Mexican bishops criticize the government for agreeing to revive the US migrant protocols
Reynosa, Mexico – Mexico’s bishops expressed disappointment at their government’s willingness to agree to a plan called Remain in Mexico, in which asylum seekers in the US wait in dangerous border towns while their cases go to US courts.
In a declaration on December 6th, the bishops also called on the federal government to “fulfill its commitments to promote and protect basic human rights in the context of migration without delay”.
“We are disappointed to hear that the Mexican government has decided to restart the MPP (Migrant Protection Protocols), better known as ‘Stay in Mexico’, because it violates several international principles on refugee and asylum issues, such as due process and non-refoulement and does not allow the proper exercise of the fundamental rights of those applying for refugee status, “reads the declaration signed by seven bishops, including Archbishop Rogelio Cabrera López of Monterrey, the conference president.
Non-refoulement is a principle of international law that prohibits countries from deporting refugees to a country where their fundamental rights could be violated
“We sincerely wish that the people who are in Mexican territory can see the light of hope in this valley of indifference, pain and discrimination by the authorities,” the statement said.
“The Catholic Church of Mexico, by the [migrant ministry] expresses its willingness to enter into a dialogue with the federal government in order to channel effective proposals in favor of migrants, asylum seekers and deported Mexicans who are internally displaced. “
The US and Mexican governments have announced an agreement to revive the Remain in Mexico program.
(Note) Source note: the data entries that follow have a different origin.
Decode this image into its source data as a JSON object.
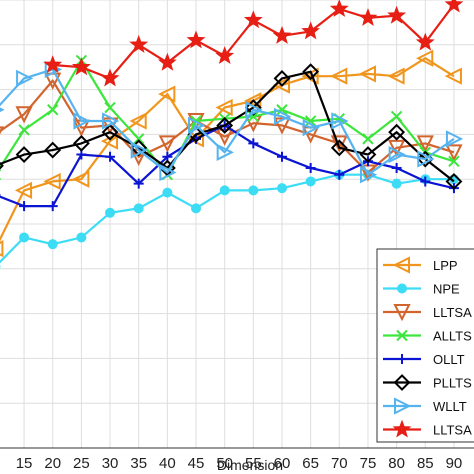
{
  "chart_data": {
    "type": "line",
    "xlabel": "Dimension",
    "ylabel": "",
    "title": "",
    "x": [
      10,
      15,
      20,
      25,
      30,
      35,
      40,
      45,
      50,
      55,
      60,
      65,
      70,
      75,
      80,
      85,
      90,
      95
    ],
    "x_tick_labels": [
      "15",
      "20",
      "25",
      "30",
      "35",
      "40",
      "45",
      "50",
      "55",
      "60",
      "65",
      "70",
      "75",
      "80",
      "85",
      "90"
    ],
    "xlim": [
      10.8,
      93.5
    ],
    "ylim": [
      0,
      1
    ],
    "grid": true,
    "legend_position": "bottom-right",
    "series": [
      {
        "name": "LPP",
        "color": "#f0961e",
        "marker": "triangle-left",
        "values": [
          0.445,
          0.575,
          0.595,
          0.6,
          0.685,
          0.73,
          0.79,
          0.69,
          0.76,
          0.775,
          0.81,
          0.83,
          0.83,
          0.835,
          0.83,
          0.87,
          0.83,
          null
        ]
      },
      {
        "name": "NPE",
        "color": "#3cdcf5",
        "marker": "circle",
        "values": [
          0.405,
          0.47,
          0.455,
          0.47,
          0.525,
          0.535,
          0.57,
          0.535,
          0.575,
          0.575,
          0.58,
          0.595,
          0.61,
          0.61,
          0.59,
          0.6,
          0.6,
          null
        ]
      },
      {
        "name": "LLTSA",
        "color": "#d2642d",
        "marker": "triangle-down",
        "values": [
          0.7,
          0.745,
          0.82,
          0.715,
          0.72,
          0.65,
          0.68,
          0.73,
          0.695,
          0.725,
          0.72,
          0.7,
          0.68,
          0.615,
          0.67,
          0.68,
          0.66,
          null
        ]
      },
      {
        "name": "ALLTSA",
        "color": "#3ce63c",
        "marker": "x",
        "values": [
          0.61,
          0.71,
          0.755,
          0.865,
          0.76,
          0.69,
          0.61,
          0.73,
          0.735,
          0.74,
          0.755,
          0.73,
          0.735,
          0.69,
          0.74,
          0.66,
          0.64,
          null
        ]
      },
      {
        "name": "OLLTSA",
        "color": "#0a14d2",
        "marker": "plus",
        "values": [
          0.565,
          0.54,
          0.54,
          0.655,
          0.65,
          0.59,
          0.65,
          0.69,
          0.72,
          0.68,
          0.65,
          0.625,
          0.61,
          0.64,
          0.625,
          0.595,
          0.58,
          null
        ]
      },
      {
        "name": "PLLTSA",
        "color": "#000000",
        "marker": "diamond",
        "values": [
          0.63,
          0.655,
          0.665,
          0.68,
          0.705,
          0.67,
          0.625,
          0.7,
          0.72,
          0.76,
          0.825,
          0.84,
          0.67,
          0.655,
          0.705,
          0.645,
          0.595,
          null
        ]
      },
      {
        "name": "WLLTSA",
        "color": "#55b4f0",
        "marker": "triangle-right",
        "values": [
          0.755,
          0.825,
          0.845,
          0.73,
          0.73,
          0.665,
          0.615,
          0.72,
          0.66,
          0.755,
          0.74,
          0.715,
          0.73,
          0.61,
          0.655,
          0.645,
          0.69,
          null
        ]
      },
      {
        "name": "LLTSA-VAE",
        "color": "#e61e14",
        "marker": "star",
        "values": [
          null,
          null,
          0.855,
          0.85,
          0.825,
          0.9,
          0.86,
          0.91,
          0.875,
          0.955,
          0.92,
          0.93,
          0.98,
          0.96,
          0.965,
          0.905,
          0.99,
          null
        ]
      }
    ],
    "legend_entries_visible": [
      "LPP",
      "NPE",
      "LLTSA",
      "ALLTS",
      "OLLT",
      "PLLTS",
      "WLLT",
      "LLTSA"
    ]
  }
}
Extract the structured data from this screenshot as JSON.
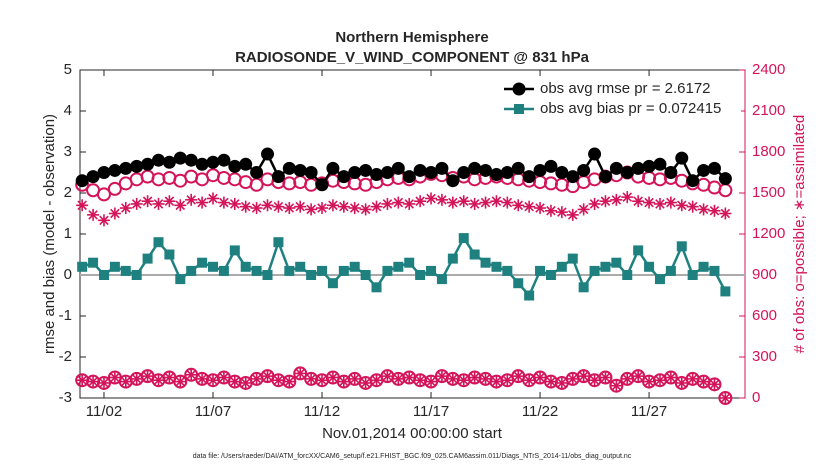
{
  "chart_data": {
    "type": "line",
    "title": "Northern Hemisphere",
    "subtitle": "RADIOSONDE_V_WIND_COMPONENT @ 831 hPa",
    "ylabel": "rmse and bias (model - observation)",
    "y2label": "# of obs: o=possible; ∗=assimilated",
    "xlabel": "Nov.01,2014 00:00:00 start",
    "footnote": "data file: /Users/raeder/DAI/ATM_forcXX/CAM6_setup/f.e21.FHIST_BGC.f09_025.CAM6assim.011/Diags_NTrS_2014-11/obs_diag_output.nc",
    "legend": "upper right",
    "hline": 0,
    "xlim": [
      0.9,
      31.4
    ],
    "xticks": [
      {
        "value": 2,
        "label": "11/02"
      },
      {
        "value": 7,
        "label": "11/07"
      },
      {
        "value": 12,
        "label": "11/12"
      },
      {
        "value": 17,
        "label": "11/17"
      },
      {
        "value": 22,
        "label": "11/22"
      },
      {
        "value": 27,
        "label": "11/27"
      }
    ],
    "ylim": [
      -3,
      5
    ],
    "yticks": [
      -3,
      -2,
      -1,
      0,
      1,
      2,
      3,
      4,
      5
    ],
    "y2lim": [
      0,
      2400
    ],
    "y2ticks": [
      0,
      300,
      600,
      900,
      1200,
      1500,
      1800,
      2100,
      2400
    ],
    "x": [
      1,
      1.5,
      2,
      2.5,
      3,
      3.5,
      4,
      4.5,
      5,
      5.5,
      6,
      6.5,
      7,
      7.5,
      8,
      8.5,
      9,
      9.5,
      10,
      10.5,
      11,
      11.5,
      12,
      12.5,
      13,
      13.5,
      14,
      14.5,
      15,
      15.5,
      16,
      16.5,
      17,
      17.5,
      18,
      18.5,
      19,
      19.5,
      20,
      20.5,
      21,
      21.5,
      22,
      22.5,
      23,
      23.5,
      24,
      24.5,
      25,
      25.5,
      26,
      26.5,
      27,
      27.5,
      28,
      28.5,
      29,
      29.5,
      30,
      30.5
    ],
    "series": [
      {
        "name": "obs avg rmse pr = 2.6172",
        "color": "#000000",
        "marker": "circle-filled",
        "linestyle": "-",
        "values": [
          2.3,
          2.4,
          2.5,
          2.55,
          2.6,
          2.65,
          2.7,
          2.8,
          2.75,
          2.85,
          2.8,
          2.7,
          2.75,
          2.8,
          2.65,
          2.7,
          2.5,
          2.95,
          2.4,
          2.6,
          2.55,
          2.5,
          2.2,
          2.6,
          2.4,
          2.5,
          2.55,
          2.45,
          2.5,
          2.6,
          2.4,
          2.55,
          2.5,
          2.6,
          2.3,
          2.5,
          2.6,
          2.55,
          2.45,
          2.5,
          2.6,
          2.4,
          2.55,
          2.65,
          2.5,
          2.4,
          2.55,
          2.95,
          2.4,
          2.6,
          2.5,
          2.6,
          2.65,
          2.7,
          2.5,
          2.85,
          2.3,
          2.55,
          2.6,
          2.35
        ]
      },
      {
        "name": "obs avg bias pr = 0.072415",
        "color": "#1f8080",
        "marker": "square",
        "linestyle": "-",
        "values": [
          0.2,
          0.3,
          0,
          0.2,
          0.1,
          0,
          0.4,
          0.8,
          0.5,
          -0.1,
          0.1,
          0.3,
          0.2,
          0.1,
          0.6,
          0.2,
          0.1,
          0,
          0.8,
          0.1,
          0.2,
          0,
          0.1,
          -0.2,
          0.1,
          0.2,
          0,
          -0.3,
          0.1,
          0.2,
          0.3,
          0,
          0.1,
          -0.1,
          0.4,
          0.9,
          0.5,
          0.3,
          0.2,
          0.1,
          -0.2,
          -0.5,
          0.1,
          0,
          0.2,
          0.4,
          -0.3,
          0.1,
          0.2,
          0.3,
          0,
          0.6,
          0.2,
          -0.1,
          0.1,
          0.7,
          0,
          0.2,
          0.1,
          -0.4
        ]
      },
      {
        "color": "#d4145a",
        "marker": "circle-open",
        "linestyle": "none",
        "axis": "y2",
        "values": [
          1560,
          1520,
          1490,
          1530,
          1570,
          1600,
          1620,
          1600,
          1610,
          1590,
          1620,
          1600,
          1630,
          1610,
          1600,
          1580,
          1560,
          1600,
          1580,
          1570,
          1580,
          1560,
          1570,
          1590,
          1580,
          1570,
          1560,
          1580,
          1600,
          1610,
          1600,
          1620,
          1640,
          1630,
          1610,
          1620,
          1600,
          1610,
          1620,
          1610,
          1600,
          1590,
          1580,
          1570,
          1560,
          1550,
          1580,
          1600,
          1620,
          1630,
          1650,
          1620,
          1610,
          1600,
          1610,
          1590,
          1570,
          1560,
          1540,
          1520
        ]
      },
      {
        "color": "#d4145a",
        "marker": "asterisk",
        "linestyle": "none",
        "axis": "y2",
        "values": [
          1410,
          1340,
          1300,
          1350,
          1390,
          1420,
          1440,
          1420,
          1440,
          1410,
          1450,
          1430,
          1460,
          1430,
          1420,
          1400,
          1390,
          1410,
          1400,
          1390,
          1400,
          1380,
          1390,
          1410,
          1400,
          1390,
          1380,
          1400,
          1420,
          1430,
          1420,
          1440,
          1460,
          1450,
          1430,
          1440,
          1420,
          1430,
          1440,
          1430,
          1410,
          1400,
          1390,
          1370,
          1360,
          1340,
          1380,
          1420,
          1440,
          1450,
          1470,
          1440,
          1430,
          1420,
          1430,
          1410,
          1400,
          1380,
          1370,
          1350
        ]
      },
      {
        "color": "#d4145a",
        "marker": "circle-asterisk",
        "linestyle": "none",
        "axis": "y2",
        "values": [
          130,
          120,
          110,
          150,
          120,
          140,
          160,
          130,
          150,
          120,
          170,
          140,
          130,
          150,
          120,
          110,
          140,
          160,
          130,
          120,
          180,
          140,
          130,
          150,
          120,
          140,
          110,
          130,
          160,
          140,
          150,
          130,
          120,
          160,
          140,
          130,
          150,
          140,
          120,
          130,
          160,
          130,
          150,
          120,
          110,
          140,
          160,
          130,
          150,
          90,
          140,
          160,
          120,
          130,
          150,
          110,
          140,
          120,
          100,
          0
        ]
      }
    ]
  }
}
The first participants in the program were due to return to Mexico on December 6th.
The U.S. Department of Homeland Security has pledged to improve the program by providing asylum seekers access to legal counsel, resolving asylum applications within six months, and sending resources to Mexico to care for program participants.
The Mexican government agreed to the US request to resume the program, saying the US government had addressed concerns such as protecting vulnerable groups and offering medical examinations and vaccinations to migrants.
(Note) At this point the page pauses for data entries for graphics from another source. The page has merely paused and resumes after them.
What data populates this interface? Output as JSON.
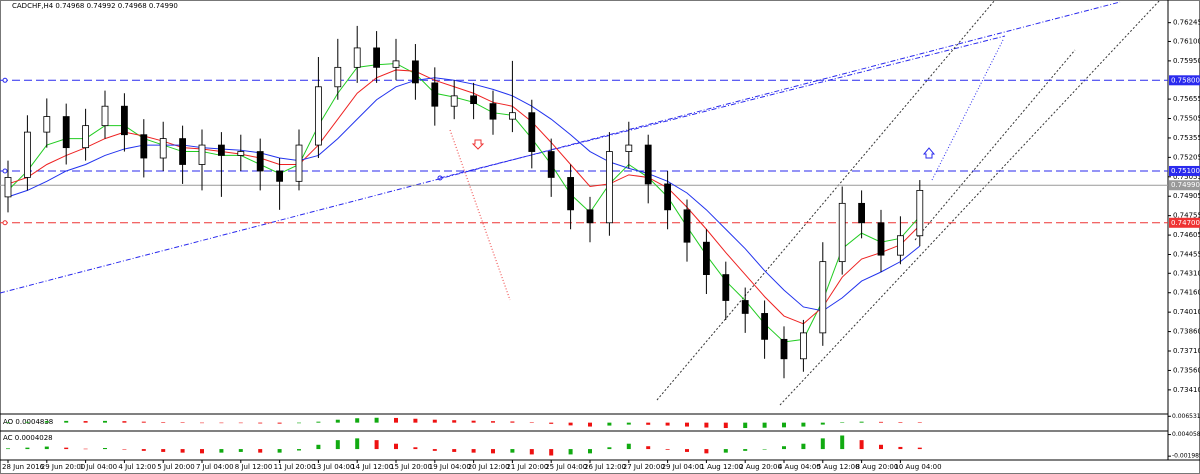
{
  "chart_data": {
    "type": "candlestick",
    "title": "CADCHF,H4 0.74968 0.74992 0.74968 0.74990",
    "categories": [
      "28 Jun 2016",
      null,
      "29 Jun 20:00",
      null,
      "1 Jul 04:00",
      null,
      "4 Jul 12:00",
      null,
      "5 Jul 20:00",
      null,
      "7 Jul 04:00",
      null,
      "8 Jul 12:00",
      null,
      "11 Jul 20:00",
      null,
      "13 Jul 04:00",
      null,
      "14 Jul 12:00",
      null,
      "15 Jul 20:00",
      null,
      "19 Jul 04:00",
      null,
      "20 Jul 12:00",
      null,
      "21 Jul 20:00",
      null,
      "25 Jul 04:00",
      null,
      "26 Jul 12:00",
      null,
      "27 Jul 20:00",
      null,
      "29 Jul 04:00",
      null,
      "1 Aug 12:00",
      null,
      "2 Aug 20:00",
      null,
      "4 Aug 04:00",
      null,
      "5 Aug 12:00",
      null,
      "8 Aug 20:00",
      null,
      "10 Aug 04:00",
      null
    ],
    "open": [
      0.749,
      0.7505,
      0.754,
      0.7552,
      0.7528,
      0.7545,
      0.756,
      0.7538,
      0.752,
      0.7535,
      0.7515,
      0.753,
      0.7522,
      0.7525,
      0.751,
      0.7502,
      0.753,
      0.7575,
      0.759,
      0.7605,
      0.759,
      0.7595,
      0.7578,
      0.756,
      0.7568,
      0.7562,
      0.755,
      0.7555,
      0.7525,
      0.7505,
      0.748,
      0.747,
      0.7525,
      0.753,
      0.75,
      0.748,
      0.7455,
      0.743,
      0.741,
      0.74,
      0.738,
      0.7365,
      0.7385,
      0.744,
      0.7485,
      0.747,
      0.7445,
      0.746
    ],
    "high": [
      0.7518,
      0.7553,
      0.7566,
      0.7562,
      0.7558,
      0.7572,
      0.757,
      0.755,
      0.7548,
      0.7545,
      0.7542,
      0.754,
      0.7538,
      0.7535,
      0.752,
      0.7542,
      0.7598,
      0.7612,
      0.7622,
      0.7618,
      0.7612,
      0.7608,
      0.759,
      0.758,
      0.7578,
      0.7572,
      0.7595,
      0.7565,
      0.7535,
      0.7515,
      0.749,
      0.754,
      0.7548,
      0.7538,
      0.751,
      0.7488,
      0.7465,
      0.744,
      0.742,
      0.741,
      0.739,
      0.7395,
      0.7455,
      0.7498,
      0.7495,
      0.748,
      0.7475,
      0.7503
    ],
    "low": [
      0.7478,
      0.7495,
      0.7528,
      0.7515,
      0.7518,
      0.7535,
      0.7525,
      0.7505,
      0.751,
      0.75,
      0.7495,
      0.749,
      0.751,
      0.7495,
      0.748,
      0.7495,
      0.752,
      0.7565,
      0.7578,
      0.7578,
      0.758,
      0.7565,
      0.7545,
      0.755,
      0.755,
      0.7538,
      0.754,
      0.7512,
      0.749,
      0.7465,
      0.7455,
      0.746,
      0.7512,
      0.7485,
      0.7465,
      0.744,
      0.7415,
      0.7395,
      0.7385,
      0.7365,
      0.735,
      0.7355,
      0.7375,
      0.743,
      0.7458,
      0.7432,
      0.7438,
      0.7452
    ],
    "close": [
      0.7505,
      0.754,
      0.7552,
      0.7528,
      0.7545,
      0.756,
      0.7538,
      0.752,
      0.7535,
      0.7515,
      0.753,
      0.7522,
      0.7525,
      0.751,
      0.7502,
      0.753,
      0.7575,
      0.759,
      0.7605,
      0.759,
      0.7595,
      0.7578,
      0.756,
      0.7568,
      0.7562,
      0.755,
      0.7555,
      0.7525,
      0.7505,
      0.748,
      0.747,
      0.7525,
      0.753,
      0.75,
      0.748,
      0.7455,
      0.743,
      0.741,
      0.74,
      0.738,
      0.7365,
      0.7385,
      0.744,
      0.7485,
      0.747,
      0.7445,
      0.746,
      0.7495
    ],
    "bull_color": "#ffffff",
    "bear_color": "#000000",
    "series": [
      {
        "color": "#22cc22",
        "values": [
          0.7495,
          0.751,
          0.753,
          0.7535,
          0.7535,
          0.7545,
          0.7545,
          0.7535,
          0.753,
          0.7525,
          0.7525,
          0.7522,
          0.7522,
          0.7515,
          0.7508,
          0.7515,
          0.7545,
          0.757,
          0.759,
          0.7592,
          0.7593,
          0.7585,
          0.757,
          0.7567,
          0.7563,
          0.7555,
          0.7553,
          0.7535,
          0.7515,
          0.7492,
          0.7478,
          0.75,
          0.7515,
          0.7505,
          0.749,
          0.7467,
          0.7445,
          0.7425,
          0.741,
          0.7392,
          0.7378,
          0.738,
          0.741,
          0.745,
          0.7462,
          0.7455,
          0.7458,
          0.7475
        ]
      },
      {
        "color": "#ee2222",
        "values": [
          0.75,
          0.7505,
          0.7515,
          0.7522,
          0.7528,
          0.7535,
          0.754,
          0.7537,
          0.7533,
          0.7528,
          0.7527,
          0.7525,
          0.7523,
          0.752,
          0.7515,
          0.7515,
          0.753,
          0.755,
          0.757,
          0.7582,
          0.7588,
          0.7587,
          0.758,
          0.7575,
          0.757,
          0.7563,
          0.756,
          0.7548,
          0.7532,
          0.7515,
          0.7498,
          0.75,
          0.7507,
          0.7505,
          0.7497,
          0.7482,
          0.7465,
          0.7447,
          0.743,
          0.7413,
          0.7398,
          0.7392,
          0.7405,
          0.7428,
          0.7442,
          0.7447,
          0.7453,
          0.7468
        ]
      },
      {
        "color": "#2233ee",
        "values": [
          0.749,
          0.7495,
          0.7502,
          0.751,
          0.7515,
          0.7522,
          0.7527,
          0.753,
          0.753,
          0.753,
          0.7528,
          0.7527,
          0.7526,
          0.7524,
          0.752,
          0.7518,
          0.7522,
          0.7535,
          0.755,
          0.7565,
          0.7575,
          0.758,
          0.7582,
          0.758,
          0.7577,
          0.7573,
          0.7568,
          0.756,
          0.755,
          0.7538,
          0.7525,
          0.7517,
          0.7512,
          0.7508,
          0.7502,
          0.7493,
          0.748,
          0.7465,
          0.745,
          0.7433,
          0.7418,
          0.7405,
          0.7402,
          0.7412,
          0.7425,
          0.7432,
          0.744,
          0.7452
        ]
      }
    ],
    "ylim": [
      0.7327,
      0.7642
    ],
    "yticks": [
      0.76245,
      {
        "value": 0.761,
        "label": "0.76100"
      },
      {
        "value": 0.7595,
        "label": "0.75950"
      },
      0.75655,
      0.75505,
      0.75355,
      0.75205,
      0.75055,
      0.74905,
      0.74755,
      0.74605,
      0.74455,
      {
        "value": 0.7431,
        "label": "0.74310"
      },
      {
        "value": 0.7416,
        "label": "0.74160"
      },
      {
        "value": 0.7401,
        "label": "0.74010"
      },
      {
        "value": 0.7386,
        "label": "0.73860"
      },
      {
        "value": 0.7371,
        "label": "0.73710"
      },
      {
        "value": 0.7356,
        "label": "0.73560"
      },
      {
        "value": 0.7341,
        "label": "0.73410"
      }
    ],
    "levels": [
      {
        "value": 0.758,
        "label": "0.75800",
        "color": "#2a2aee",
        "dashed": true
      },
      {
        "value": 0.751,
        "label": "0.75100",
        "color": "#2a2aee",
        "dashed": true
      },
      {
        "value": 0.7499,
        "label": "0.74990",
        "color": "#999999",
        "dashed": false
      },
      {
        "value": 0.747,
        "label": "0.74700",
        "color": "#ee3333",
        "dashed": true
      }
    ],
    "ao": {
      "label": "AO 0.0004838",
      "ylim": [
        -0.0065,
        0.0068
      ],
      "yticks": [
        0.006531
      ],
      "values": [
        0.0004,
        0.0008,
        0.0015,
        0.0018,
        0.0016,
        0.0018,
        0.0015,
        0.001,
        0.0006,
        0.0002,
        -0.0002,
        -0.0004,
        -0.0005,
        -0.0008,
        -0.001,
        -0.0006,
        0.001,
        0.003,
        0.0045,
        0.005,
        0.0048,
        0.004,
        0.003,
        0.0025,
        0.002,
        0.0015,
        0.0012,
        0.0002,
        -0.0012,
        -0.0028,
        -0.004,
        -0.003,
        -0.002,
        -0.0022,
        -0.003,
        -0.004,
        -0.005,
        -0.0055,
        -0.0055,
        -0.0052,
        -0.0048,
        -0.004,
        -0.002,
        0.0005,
        0.001,
        0.0008,
        0.0006,
        0.0005
      ]
    },
    "ac": {
      "label": "AC 0.0004028",
      "ylim": [
        -0.0025,
        0.0045
      ],
      "yticks": [
        0.004058,
        -0.001985
      ],
      "values": [
        0.0002,
        0.0004,
        0.0007,
        0.0004,
        0.0001,
        0.0003,
        0.0,
        -0.0005,
        -0.0008,
        -0.001,
        -0.0012,
        -0.001,
        -0.0008,
        -0.001,
        -0.001,
        -0.0004,
        0.0012,
        0.0025,
        0.003,
        0.0025,
        0.0015,
        0.0005,
        -0.0005,
        -0.0008,
        -0.001,
        -0.0012,
        -0.001,
        -0.0015,
        -0.0018,
        -0.0015,
        -0.0012,
        0.0005,
        0.0015,
        0.0008,
        -0.0002,
        -0.0008,
        -0.0012,
        -0.001,
        -0.0005,
        0.0,
        0.0008,
        0.0015,
        0.003,
        0.0038,
        0.0025,
        0.0012,
        0.0006,
        0.0004
      ]
    }
  }
}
US President Joe Biden has campaigned for the abolition of the Remain in Mexico program launched by his predecessor, President Donald Trump. In August, however, a US federal court ordered the program to be restarted.
Lawyers working with migrants say the Remain in Mexico program is coming because the United States already has restricted access to the asylum process.
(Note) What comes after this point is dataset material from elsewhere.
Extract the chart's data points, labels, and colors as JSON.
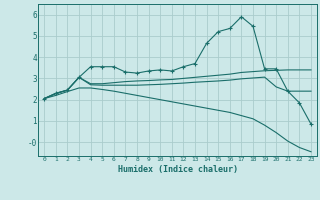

Many potential asylum seekers are being deported to Mexico for health reasons under Title 42, which was imposed by Trump during the pandemic and held under Biden.
Proponents say people returned to dangerous Mexican border towns under Title 42 and Remaining in Mexico would routinely end up in the hands of kidnappers.
Doctors Without Borders medical charity found that 80% of Remain Mexico participants who were treated as patients in the drug cartel stronghold of Nuevo Laredo, across from Laredo, Texas, experienced violence while in Mexico.
In the town of Matamoros, across from Brownsville, Texas, Remain, Mexico participants formed a camp on the Rio Grande. The camp was polluted by snakes, flooded and controlled by organized crime. The camp residents were so desperate that some paid smugglers took their children across the river in hopes that US authorities would release the minors into the care of relatives already living in the US.
“You should find another way of receiving migrants so that they are not brought back to Mexico and these camps are not rebuilt,” said Fr. Francisco Gallardo, Director of the Migrants Ministries for the Diocese of Matamoros. He called the camps “completely inhuman”.
“It’s really bad right now, and it would get worse if they started dropping people off and saying, ‘Wait in Mexico,'” said Scalabrinian P. Pat Murphy, who runs a migrant shelter in Tijuana, said in an interview after the court ordered the restoration of the country’s whereabouts in Mexico.
“The problem is, wait for what? There is still no asylum procedure. There is only asylum for a few vulnerable people … people with some illness or children,” he said. “There is no consistency.”